L’Université prend sous sa dépendance et sa protection tous les industriels coopérant à la production du Livre. — Immunités dont elle les fait profiter. — Noms de Relieurs de la fin du xiiie siècle et pendant le xive. — Fondation à Saint-André-des-Arcs, en 1401, de la Confrérie des Libraires, Relieurs, Enlumineurs, Écrivains et Parcheminiers, sous l’invocation de saint Jean l’Évangéliste.


Il était difficile et même impossible aux anciens, écrivant sur des feuilles ou des écorces d’arbres, sur des peaux de poisson, de la cire, de la pierre et des métaux, de réunir ces matières diverses d’une façon commode à l’usage. On employa ensuite le linge, le papyrus ou le parchemin, dont les feuilles, cousues à la suite les unes des autres, se roulaient sur un cylindre. Enfin, quand on substitua aux rouleaux un système si simple qu’on s’étonne qu’il n’ait pas été imaginé plus tôt : celui du pliage des feuilles écrites en cahiers d’égales grandeurs, il fallut, pour réunir ces cahiers, les attacher par le dos, les lier ensemble, et il en résulta une nouvelle industrie, celle des Lieurs de livres.

Sous cette forme qui résolvait si bien toutes les nécessités pratiques qu’elle est restée définitive, les livres se produisirent en plus grand nombre. Ce n’est toutefois que vers le commencement du xiiie siècle que leur exécution, se faisant jusqu’alors à peu près exclusivement dans les monastères, se répandit dans le monde séculier. De même que le nombre des copistes et des enlumineurs s’accrut désormais, il s’établit aussi plus de parcheminiers, plus de libraires et par conséquent plus de relieurs que par le passé.

En France, ce mouvement fut aidé par l’Université, qui prit tous ces producteurs sous sa dépendance, leur accorda sa protection en les faisant profiter de quelques immunités honorifiques et de certains privilèges de divers genres. Les relieurs, dès l’origine, furent donc confondus avec les écrivains, les enlumineurs, les parcheminiers et les libraires, et leur histoire, en tant que corps d’état, marchera parallèlement, pendant longtemps, avec celle de toutes ces industries concourant à la fabrication du livre.

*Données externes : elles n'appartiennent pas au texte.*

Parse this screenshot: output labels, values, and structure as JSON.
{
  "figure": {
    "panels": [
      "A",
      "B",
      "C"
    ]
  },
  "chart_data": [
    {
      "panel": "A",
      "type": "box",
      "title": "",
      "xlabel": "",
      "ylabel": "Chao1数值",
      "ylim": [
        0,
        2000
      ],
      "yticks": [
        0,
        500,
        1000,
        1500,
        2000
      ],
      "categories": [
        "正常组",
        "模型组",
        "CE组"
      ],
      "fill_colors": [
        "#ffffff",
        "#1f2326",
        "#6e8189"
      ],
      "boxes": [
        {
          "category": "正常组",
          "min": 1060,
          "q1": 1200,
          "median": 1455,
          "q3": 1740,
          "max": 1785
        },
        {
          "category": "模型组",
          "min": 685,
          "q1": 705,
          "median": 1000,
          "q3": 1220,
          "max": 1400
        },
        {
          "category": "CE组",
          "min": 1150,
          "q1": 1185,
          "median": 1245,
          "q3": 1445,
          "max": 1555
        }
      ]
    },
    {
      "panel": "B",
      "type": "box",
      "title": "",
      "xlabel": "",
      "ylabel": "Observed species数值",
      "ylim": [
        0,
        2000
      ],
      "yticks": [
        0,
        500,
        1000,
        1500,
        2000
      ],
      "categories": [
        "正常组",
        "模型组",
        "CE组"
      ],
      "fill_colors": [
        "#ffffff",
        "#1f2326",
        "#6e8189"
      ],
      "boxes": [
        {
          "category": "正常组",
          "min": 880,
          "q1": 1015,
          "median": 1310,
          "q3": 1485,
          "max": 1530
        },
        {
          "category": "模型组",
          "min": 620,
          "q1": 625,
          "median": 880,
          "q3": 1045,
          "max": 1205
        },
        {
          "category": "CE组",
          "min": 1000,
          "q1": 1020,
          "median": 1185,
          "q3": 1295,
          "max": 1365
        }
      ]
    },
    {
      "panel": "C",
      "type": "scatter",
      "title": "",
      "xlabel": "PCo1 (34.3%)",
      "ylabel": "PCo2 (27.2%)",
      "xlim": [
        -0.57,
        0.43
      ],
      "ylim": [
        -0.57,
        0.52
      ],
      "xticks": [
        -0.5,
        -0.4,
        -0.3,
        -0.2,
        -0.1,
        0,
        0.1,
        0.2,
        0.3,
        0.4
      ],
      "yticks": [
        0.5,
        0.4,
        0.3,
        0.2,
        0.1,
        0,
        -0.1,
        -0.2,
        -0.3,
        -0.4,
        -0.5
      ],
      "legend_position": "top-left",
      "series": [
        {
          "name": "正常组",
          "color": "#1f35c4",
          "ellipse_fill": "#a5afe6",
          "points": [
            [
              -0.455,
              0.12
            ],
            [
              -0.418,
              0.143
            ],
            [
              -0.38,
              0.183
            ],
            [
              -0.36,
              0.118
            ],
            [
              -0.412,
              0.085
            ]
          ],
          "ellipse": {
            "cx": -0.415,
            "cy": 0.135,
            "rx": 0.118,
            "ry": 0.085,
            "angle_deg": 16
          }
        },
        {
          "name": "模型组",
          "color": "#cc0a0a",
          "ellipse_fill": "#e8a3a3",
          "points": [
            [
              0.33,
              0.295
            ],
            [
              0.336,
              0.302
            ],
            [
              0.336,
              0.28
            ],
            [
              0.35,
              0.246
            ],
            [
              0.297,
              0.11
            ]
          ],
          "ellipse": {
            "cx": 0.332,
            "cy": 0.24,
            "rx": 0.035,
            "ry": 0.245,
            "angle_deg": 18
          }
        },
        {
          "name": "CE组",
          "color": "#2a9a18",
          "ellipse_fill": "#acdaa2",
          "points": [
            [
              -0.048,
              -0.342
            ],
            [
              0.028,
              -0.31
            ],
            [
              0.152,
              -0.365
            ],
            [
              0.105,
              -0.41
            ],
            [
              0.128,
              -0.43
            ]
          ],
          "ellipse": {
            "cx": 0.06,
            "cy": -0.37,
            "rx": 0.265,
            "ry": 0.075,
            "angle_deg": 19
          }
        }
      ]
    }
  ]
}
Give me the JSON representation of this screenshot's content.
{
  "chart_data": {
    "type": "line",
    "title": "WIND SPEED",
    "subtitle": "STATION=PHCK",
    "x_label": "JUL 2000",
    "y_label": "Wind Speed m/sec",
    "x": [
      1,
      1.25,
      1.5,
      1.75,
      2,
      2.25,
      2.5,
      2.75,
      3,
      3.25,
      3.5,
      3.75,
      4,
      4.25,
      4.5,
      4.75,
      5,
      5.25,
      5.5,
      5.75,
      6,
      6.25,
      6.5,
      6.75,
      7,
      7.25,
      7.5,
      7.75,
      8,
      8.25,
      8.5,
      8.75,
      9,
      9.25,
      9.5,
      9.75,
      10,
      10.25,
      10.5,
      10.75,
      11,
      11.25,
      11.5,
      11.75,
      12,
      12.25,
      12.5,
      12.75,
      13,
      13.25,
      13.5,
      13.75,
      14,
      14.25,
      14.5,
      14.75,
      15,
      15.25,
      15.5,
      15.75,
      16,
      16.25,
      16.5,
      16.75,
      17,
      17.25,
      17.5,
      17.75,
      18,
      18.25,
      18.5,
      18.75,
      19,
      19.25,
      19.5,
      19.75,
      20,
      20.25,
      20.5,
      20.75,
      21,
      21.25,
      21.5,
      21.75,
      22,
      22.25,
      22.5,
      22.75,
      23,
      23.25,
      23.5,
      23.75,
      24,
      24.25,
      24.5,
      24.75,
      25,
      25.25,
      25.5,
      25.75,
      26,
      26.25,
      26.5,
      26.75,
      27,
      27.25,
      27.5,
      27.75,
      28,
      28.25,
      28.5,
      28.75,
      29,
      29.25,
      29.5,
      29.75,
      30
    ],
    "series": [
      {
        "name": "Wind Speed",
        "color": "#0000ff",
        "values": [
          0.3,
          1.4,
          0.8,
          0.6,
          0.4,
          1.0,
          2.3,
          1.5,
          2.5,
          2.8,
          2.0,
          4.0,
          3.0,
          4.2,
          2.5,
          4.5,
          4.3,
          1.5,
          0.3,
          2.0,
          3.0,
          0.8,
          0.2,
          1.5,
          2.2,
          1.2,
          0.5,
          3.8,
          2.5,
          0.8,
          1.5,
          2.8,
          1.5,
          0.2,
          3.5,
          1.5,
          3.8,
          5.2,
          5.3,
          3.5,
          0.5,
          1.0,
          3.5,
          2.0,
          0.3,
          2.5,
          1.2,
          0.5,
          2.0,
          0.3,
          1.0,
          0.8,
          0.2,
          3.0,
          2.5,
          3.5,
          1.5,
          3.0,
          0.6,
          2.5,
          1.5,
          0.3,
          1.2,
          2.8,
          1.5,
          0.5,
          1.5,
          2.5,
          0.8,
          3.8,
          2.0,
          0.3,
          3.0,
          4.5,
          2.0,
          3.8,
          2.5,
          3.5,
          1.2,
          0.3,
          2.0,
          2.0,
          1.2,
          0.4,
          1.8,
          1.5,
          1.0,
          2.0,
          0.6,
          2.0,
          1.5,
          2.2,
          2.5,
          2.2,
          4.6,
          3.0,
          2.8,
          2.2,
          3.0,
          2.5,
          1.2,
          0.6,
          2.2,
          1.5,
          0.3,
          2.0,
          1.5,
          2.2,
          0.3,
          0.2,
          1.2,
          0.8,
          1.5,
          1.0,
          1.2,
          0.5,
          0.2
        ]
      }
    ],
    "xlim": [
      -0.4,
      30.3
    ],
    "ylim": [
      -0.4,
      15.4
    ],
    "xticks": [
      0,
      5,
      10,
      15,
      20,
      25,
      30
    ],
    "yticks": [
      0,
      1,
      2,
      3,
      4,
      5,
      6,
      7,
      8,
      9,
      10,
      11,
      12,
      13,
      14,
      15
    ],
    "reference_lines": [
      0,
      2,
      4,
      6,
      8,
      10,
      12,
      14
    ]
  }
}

On comprendra que le commerce de la librairie avant l’invention de l’imprimerie ne pouvait avoir l’importance qu’il acquit depuis : aussi ceux qui le pratiquaient y joignirent-ils le plus souvent un autre métier. Des libraires furent amenés par les circonstances à se faire épiciers, fripiers, aubergistes ou taverniers, mais quand rien ne s’y opposait la préférence, pour le choix d’un second état, se portait naturellement sur une profession se rapportant au livre : il y eut donc des écrivains-libraires, comme il y eût aussi des parcheminiers-libraires et surtout des libraires-lieurs de livres.

Les manuscrits étaient ou simplement ou très richement habillés ; dans le premier cas, on les enveloppait de parchemin ou on les reliait entre deux planches de bois restant à nu ou couvertes de peau, tandis que pour les livres de luxe le travail était confié à des ouvriers en orfèvrerie, en joaillerie, en émail, en ivoire, en broderie, etc., après que le lieur n’avait guère fait que coudre et attacher les feuilles les unes aux autres.

Le rôle du relieur se réduisait donc alors à d’assez modestes proportions. Il n’est pas étonnant par conséquent que les p remiers statuts connus de l’Université, qui remontent à 1275, le confondent simplement et sans la moindre distinction, avec les autres artisans du livre, alors qu’ils mentionnent parfois spécialement les écrivains et les libraires.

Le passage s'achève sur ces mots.